The federal and state bans have also coincided with warnings from the nation’s top law enforcement agency, the Federal Bureau of Investigation, which has said it has ‘a number’ of ‘national security concerns’ related to the U.S. operations of TikTok. ‘They include the possibility that the Chinese government could use it to control data collection on millions of users or control the recommendation algorithm, which could be used for influence operations if they so chose, or to control software on millions of devices, which gives it an opportunity to potentially technically compromise personal devices,’ FBI Director Christopher Wray told Congress in 2022.

Kansas Gov. Laura Kelly, a Republican, called the decision to ban TikTok from government devices ‘common sense.’

‘In the digital age, defending our state’s technology and cybersecurity infrastructure and protecting digital privacy have to be a top priority for us as a state,’ said Wisconsin Gov.

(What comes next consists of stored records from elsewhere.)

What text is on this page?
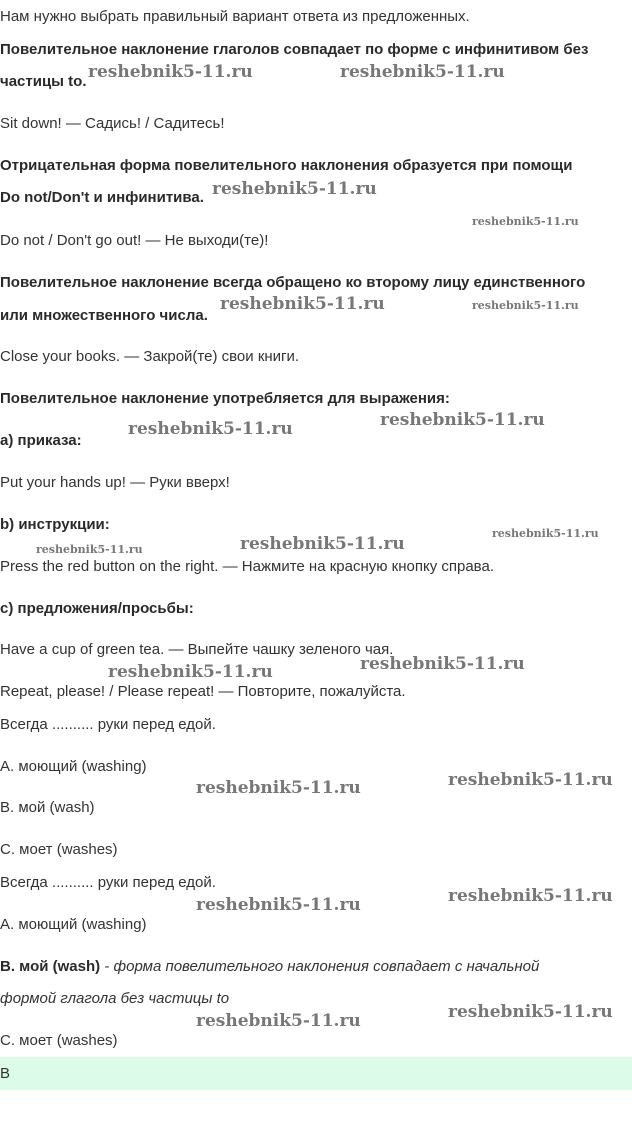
Нам нужно выбрать правильный вариант ответа из предложенных.
Повелительное наклонение глаголов совпадает по форме с инфинитивом без
частицы to.
Sit down! — Садись! / Садитесь!
Отрицательная форма повелительного наклонения образуется при помощи
Do not/Don't и инфинитива.
Do not / Don't go out! — Не выходи(те)!
Повелительное наклонение всегда обращено ко второму лицу единственного
или множественного числа.
Close your books. — Закрой(те) свои книги.
Повелительное наклонение употребляется для выражения:
a) приказа:
Put your hands up! — Руки вверх!
b) инструкции:
Press the red button on the right. — Нажмите на красную кнопку справа.
c) предложения/просьбы:
Have a cup of green tea. — Выпейте чашку зеленого чая.
Repeat, please! / Please repeat! — Повторите, пожалуйста.
Всегда .......... руки перед едой.
A. моющий (washing)
B. мой (wash)
C. моет (washes)
Всегда .......... руки перед едой.
A. моющий (washing)
B. мой (wash) - форма повелительного наклонения совпадает с начальной
формой глагола без частицы to
C. моет (washes)
B
reshebnik5-11.ru	reshebnik5-11.ru
reshebnik5-11.ru
reshebnik5-11.ru
reshebnik5-11.ru	reshebnik5-11.ru
reshebnik5-11.ru	reshebnik5-11.ru
reshebnik5-11.ru
reshebnik5-11.ru	reshebnik5-11.ru
reshebnik5-11.ru	reshebnik5-11.ru
reshebnik5-11.ru	reshebnik5-11.ru
reshebnik5-11.ru	reshebnik5-11.ru
reshebnik5-11.ru	reshebnik5-11.ru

Tony Evers, a Democrat, after signing an executive order banning TikTok on government devices.

Evers also pointed out how he, similar to Walz, consulted with cybersecurity and law enforcement experts.

‘I trust the professionals who work in this field, and it was important for me to consult with and get advice from experts in law enforcement, cybersecurity and counterintelligence, including the information technology experts working within DOA-DET, to make the best decision to protect state technologies, and ultimately, the people of Wisconsin.’

England told Fox News Digital on Wednesday that he thinks Walz’s actions are a ‘throwback’ to an earlier era of U.S.-China relations when the prevailing attitude was not to view China as an adversary.

‘Walz is still in this ’90s mindset that we’re going to fix China by engaging with them, which effectively means looking the other way when they’re stealing intellectual property, or engaging in what looks like espionage, or what obviously is espionage,’ England said. ‘I think Walz is really a throwback to an earlier era of China relations that most people have determined was a failure.’

Earlier this month, TikTok argued in federal court that Biden’s proposed nationwide ban on TikTok if ByteDance does not divest itself is unconstitutional. ‘The law before this court is unprecedented and its effect would be staggering,’ attorneys for TikTok said in court earlier this month, according to the Associated Press. 

Additionally, several pro-TikTok activists also rallied outside the courthouse in support of the social media platform. One content creator, Paul Tran, told The Associated Press that being able to make TikTok videos gave his company the lift it needed to stay competitive. ‘TikTok truly invigorated our company and saved it from collapse,’ Tran told reporters.

Fox News Digital reached out to both Walz’s office and the Harris campaign for comment but did not hear back prior to publication time.